Doktor Heinz Wilbrandt hatte seit dem Tage seiner Ankunft in China allerlei Neues und Fesselndes gesehen und erlebt – und diese Dinge hatten vorübergehend seinen Sinn und seine Gedanken von der ihm obliegenden ernsten Aufgabe abgelenkt. Mit einem gewissen Behagen hatte er die neuen Naturerscheinungen und Lebensformen auf sich einwirken lassen. Auf einmal aber fühlte er sich in seinem Gewissen dadurch ein wenig bedrückt und war von Herzen froh, daß er heute mit Robert Harlington Tientsin verließ.

Hätte er eine Ahnung gehabt, welch absonderliche und seltsame Dinge inzwischen in seiner deutschen Heimat geschehen waren, wäre ihm sicherlich der letzte Rest von innerer Ruhe und seelischem Gleichgewicht verloren gegangen. Da das aber für seine Aufgabe nicht von Vorteil gewesen wäre, kann man es als ein richtiges Glück bezeichnen, daß die schlimme Botschaft aus Deutschland erst in Tientsin eintraf, nachdem die beiden Freunde die Stadt verlassen hatten.

*

»Herein!« rief der Museumsdirektor Professor Wilbrandt, als leise angeklopft wurde. Sein junger Sekretär trat herein.

»Herr Direktor, die beiden Herren aus China sind wieder da.«

Wilbrandt saß ein paar Sekunden lang unbeweglich und starrte vor sich auf die Tischplatte. Dann nickte er dem Sekretär zu.

»Lassen Sie die Herren eintreten.«

Er erhob sich müde und ging seinen Besuchern entgegen. Die Tür ging auf und herein traten der Mandarin Hoang-yü-tsing und der General Kuo-sung-lien. Gleich bei der Tür begannen sie mit tiefen Verbeugungen, die der alte Herr mit gleicher Gelenkigkeit unmöglich erwidern konnte.

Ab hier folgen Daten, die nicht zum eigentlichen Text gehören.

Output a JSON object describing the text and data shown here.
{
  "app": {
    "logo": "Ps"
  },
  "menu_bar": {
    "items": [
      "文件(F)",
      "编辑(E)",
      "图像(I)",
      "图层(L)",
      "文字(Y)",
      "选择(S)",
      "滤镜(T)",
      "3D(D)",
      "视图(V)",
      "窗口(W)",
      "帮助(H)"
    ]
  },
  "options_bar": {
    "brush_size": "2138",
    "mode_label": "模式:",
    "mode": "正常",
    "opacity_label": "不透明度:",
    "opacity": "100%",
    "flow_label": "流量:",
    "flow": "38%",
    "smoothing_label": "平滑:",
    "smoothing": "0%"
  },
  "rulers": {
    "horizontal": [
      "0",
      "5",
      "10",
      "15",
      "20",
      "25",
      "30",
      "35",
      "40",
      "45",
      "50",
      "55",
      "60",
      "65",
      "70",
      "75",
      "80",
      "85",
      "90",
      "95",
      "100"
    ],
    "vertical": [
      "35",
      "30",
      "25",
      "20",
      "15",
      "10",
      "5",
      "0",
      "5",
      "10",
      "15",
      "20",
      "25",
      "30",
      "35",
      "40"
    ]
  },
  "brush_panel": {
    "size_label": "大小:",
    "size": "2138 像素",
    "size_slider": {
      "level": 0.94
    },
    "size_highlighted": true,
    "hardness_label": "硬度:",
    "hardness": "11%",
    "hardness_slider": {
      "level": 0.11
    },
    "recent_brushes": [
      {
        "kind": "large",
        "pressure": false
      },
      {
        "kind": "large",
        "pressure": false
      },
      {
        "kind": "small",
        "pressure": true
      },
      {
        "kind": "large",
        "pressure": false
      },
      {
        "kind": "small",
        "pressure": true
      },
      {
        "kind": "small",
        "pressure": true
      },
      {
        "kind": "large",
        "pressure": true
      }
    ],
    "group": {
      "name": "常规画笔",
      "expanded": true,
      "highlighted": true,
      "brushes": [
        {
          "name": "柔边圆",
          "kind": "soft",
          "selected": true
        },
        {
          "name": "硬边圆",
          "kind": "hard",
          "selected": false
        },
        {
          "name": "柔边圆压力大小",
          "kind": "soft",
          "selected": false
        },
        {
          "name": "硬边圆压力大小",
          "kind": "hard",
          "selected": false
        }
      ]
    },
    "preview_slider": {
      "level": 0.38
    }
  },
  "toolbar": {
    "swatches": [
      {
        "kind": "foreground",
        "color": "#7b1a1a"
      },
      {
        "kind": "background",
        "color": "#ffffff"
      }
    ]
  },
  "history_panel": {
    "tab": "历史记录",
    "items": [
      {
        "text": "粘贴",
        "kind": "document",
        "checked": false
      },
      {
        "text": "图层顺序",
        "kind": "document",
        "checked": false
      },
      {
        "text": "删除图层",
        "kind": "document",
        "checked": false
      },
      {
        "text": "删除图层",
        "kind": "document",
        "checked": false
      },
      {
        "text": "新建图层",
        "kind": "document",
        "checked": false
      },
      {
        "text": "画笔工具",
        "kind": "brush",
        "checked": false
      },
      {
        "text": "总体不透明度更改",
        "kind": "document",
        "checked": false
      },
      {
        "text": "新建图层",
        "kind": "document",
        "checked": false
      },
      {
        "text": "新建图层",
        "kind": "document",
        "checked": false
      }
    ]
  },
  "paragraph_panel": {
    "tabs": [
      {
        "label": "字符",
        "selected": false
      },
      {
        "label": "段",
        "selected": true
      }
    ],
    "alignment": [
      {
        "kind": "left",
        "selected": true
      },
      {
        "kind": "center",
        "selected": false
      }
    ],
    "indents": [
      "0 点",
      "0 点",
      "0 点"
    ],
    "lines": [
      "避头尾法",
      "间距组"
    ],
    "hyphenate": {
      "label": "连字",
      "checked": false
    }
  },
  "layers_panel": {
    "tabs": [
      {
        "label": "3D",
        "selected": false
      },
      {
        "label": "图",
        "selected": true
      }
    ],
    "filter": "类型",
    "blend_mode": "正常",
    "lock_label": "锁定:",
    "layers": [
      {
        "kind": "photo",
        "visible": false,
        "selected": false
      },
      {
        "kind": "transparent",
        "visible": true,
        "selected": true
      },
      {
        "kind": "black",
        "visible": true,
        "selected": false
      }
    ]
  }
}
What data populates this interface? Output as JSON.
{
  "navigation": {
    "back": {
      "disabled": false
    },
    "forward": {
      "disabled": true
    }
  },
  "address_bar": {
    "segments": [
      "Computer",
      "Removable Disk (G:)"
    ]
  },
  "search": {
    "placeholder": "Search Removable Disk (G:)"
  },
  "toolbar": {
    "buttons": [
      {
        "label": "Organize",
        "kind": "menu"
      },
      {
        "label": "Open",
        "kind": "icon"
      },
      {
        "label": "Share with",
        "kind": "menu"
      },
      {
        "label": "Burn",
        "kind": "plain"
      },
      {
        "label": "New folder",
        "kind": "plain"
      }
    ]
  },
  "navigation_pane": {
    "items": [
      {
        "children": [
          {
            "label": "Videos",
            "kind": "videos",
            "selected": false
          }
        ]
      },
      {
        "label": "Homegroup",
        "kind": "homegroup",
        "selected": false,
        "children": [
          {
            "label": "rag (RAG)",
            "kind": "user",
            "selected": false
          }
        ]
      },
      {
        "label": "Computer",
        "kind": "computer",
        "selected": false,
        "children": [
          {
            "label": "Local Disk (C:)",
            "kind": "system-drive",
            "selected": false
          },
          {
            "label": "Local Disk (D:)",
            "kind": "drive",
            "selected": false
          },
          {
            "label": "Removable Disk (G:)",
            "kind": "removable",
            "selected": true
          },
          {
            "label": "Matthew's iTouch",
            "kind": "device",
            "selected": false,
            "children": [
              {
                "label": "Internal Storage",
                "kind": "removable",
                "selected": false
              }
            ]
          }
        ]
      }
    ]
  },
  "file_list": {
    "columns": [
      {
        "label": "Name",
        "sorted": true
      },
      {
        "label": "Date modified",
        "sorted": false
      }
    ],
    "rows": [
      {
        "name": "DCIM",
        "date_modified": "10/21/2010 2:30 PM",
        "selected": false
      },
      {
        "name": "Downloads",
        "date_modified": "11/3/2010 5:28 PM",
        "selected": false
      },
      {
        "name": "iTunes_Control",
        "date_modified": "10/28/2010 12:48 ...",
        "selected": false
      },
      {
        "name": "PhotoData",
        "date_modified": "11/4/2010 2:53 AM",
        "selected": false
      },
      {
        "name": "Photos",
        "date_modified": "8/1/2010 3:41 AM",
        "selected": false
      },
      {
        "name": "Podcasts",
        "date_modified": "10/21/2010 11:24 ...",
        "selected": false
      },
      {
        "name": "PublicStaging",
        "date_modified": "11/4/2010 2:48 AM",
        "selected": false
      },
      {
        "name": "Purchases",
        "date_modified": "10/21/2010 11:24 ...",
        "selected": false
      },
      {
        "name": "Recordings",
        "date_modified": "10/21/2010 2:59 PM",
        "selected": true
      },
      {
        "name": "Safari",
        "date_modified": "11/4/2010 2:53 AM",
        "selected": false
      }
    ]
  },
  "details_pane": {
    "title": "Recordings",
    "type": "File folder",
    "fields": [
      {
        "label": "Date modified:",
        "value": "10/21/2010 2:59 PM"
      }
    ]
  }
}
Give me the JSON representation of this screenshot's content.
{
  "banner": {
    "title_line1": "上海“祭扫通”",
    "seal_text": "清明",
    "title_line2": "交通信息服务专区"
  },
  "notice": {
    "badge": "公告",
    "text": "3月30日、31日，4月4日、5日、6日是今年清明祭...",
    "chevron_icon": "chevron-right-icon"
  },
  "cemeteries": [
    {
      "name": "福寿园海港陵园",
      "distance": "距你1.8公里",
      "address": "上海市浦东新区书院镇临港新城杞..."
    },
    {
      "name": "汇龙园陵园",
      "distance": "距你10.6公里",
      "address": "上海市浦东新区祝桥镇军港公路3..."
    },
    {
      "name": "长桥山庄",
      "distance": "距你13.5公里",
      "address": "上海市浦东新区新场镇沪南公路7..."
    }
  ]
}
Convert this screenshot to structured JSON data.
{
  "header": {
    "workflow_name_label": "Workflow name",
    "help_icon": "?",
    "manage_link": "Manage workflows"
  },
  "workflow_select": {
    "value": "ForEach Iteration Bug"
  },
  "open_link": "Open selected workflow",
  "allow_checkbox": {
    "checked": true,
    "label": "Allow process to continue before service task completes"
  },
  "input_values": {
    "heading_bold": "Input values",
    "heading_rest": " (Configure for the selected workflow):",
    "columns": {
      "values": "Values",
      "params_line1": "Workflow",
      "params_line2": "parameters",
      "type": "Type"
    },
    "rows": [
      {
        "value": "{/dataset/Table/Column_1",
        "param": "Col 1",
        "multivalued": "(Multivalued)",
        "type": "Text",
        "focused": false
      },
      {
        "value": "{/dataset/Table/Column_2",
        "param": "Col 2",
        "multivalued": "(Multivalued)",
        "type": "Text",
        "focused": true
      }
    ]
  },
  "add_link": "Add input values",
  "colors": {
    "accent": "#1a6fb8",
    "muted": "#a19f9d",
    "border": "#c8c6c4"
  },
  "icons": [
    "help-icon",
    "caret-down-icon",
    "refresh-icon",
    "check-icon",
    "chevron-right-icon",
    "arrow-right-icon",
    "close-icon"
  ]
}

»Sie werden uns sicher entschuldigen, verehrter Herr, daß wir Sie schon wieder mit unserem Besuch belästigen«, begann der Mandarin, der grundsätzlich von den beiden Herren der Sprecher zu sein schien. »Wir bitten Sie, uns zu glauben, daß nur die allerdringendste Notwendigkeit uns veranlassen konnte, Sie schon wieder aufzusuchen und mit unserer unwichtigen Angelegenheit zu behelligen.«

»Das hat gar nichts zu sagen, meine Herren. Bitte, nehmen Sie Platz.« Der Gelehrte wies auf zwei Sessel neben seinem Schreibtisch. »Ihr Besuch wäre mir wesentlich angenehmer, wenn ich Ihnen mit guten Nachrichten dienen könnte. Leider ist das nicht der Fall.«

»Sie wissen nichts Bestimmtes über den Verbleib der kostbaren Handschrift?« fragte der Mandarin und gab seinem Gesicht einen kummervollen Ausdruck.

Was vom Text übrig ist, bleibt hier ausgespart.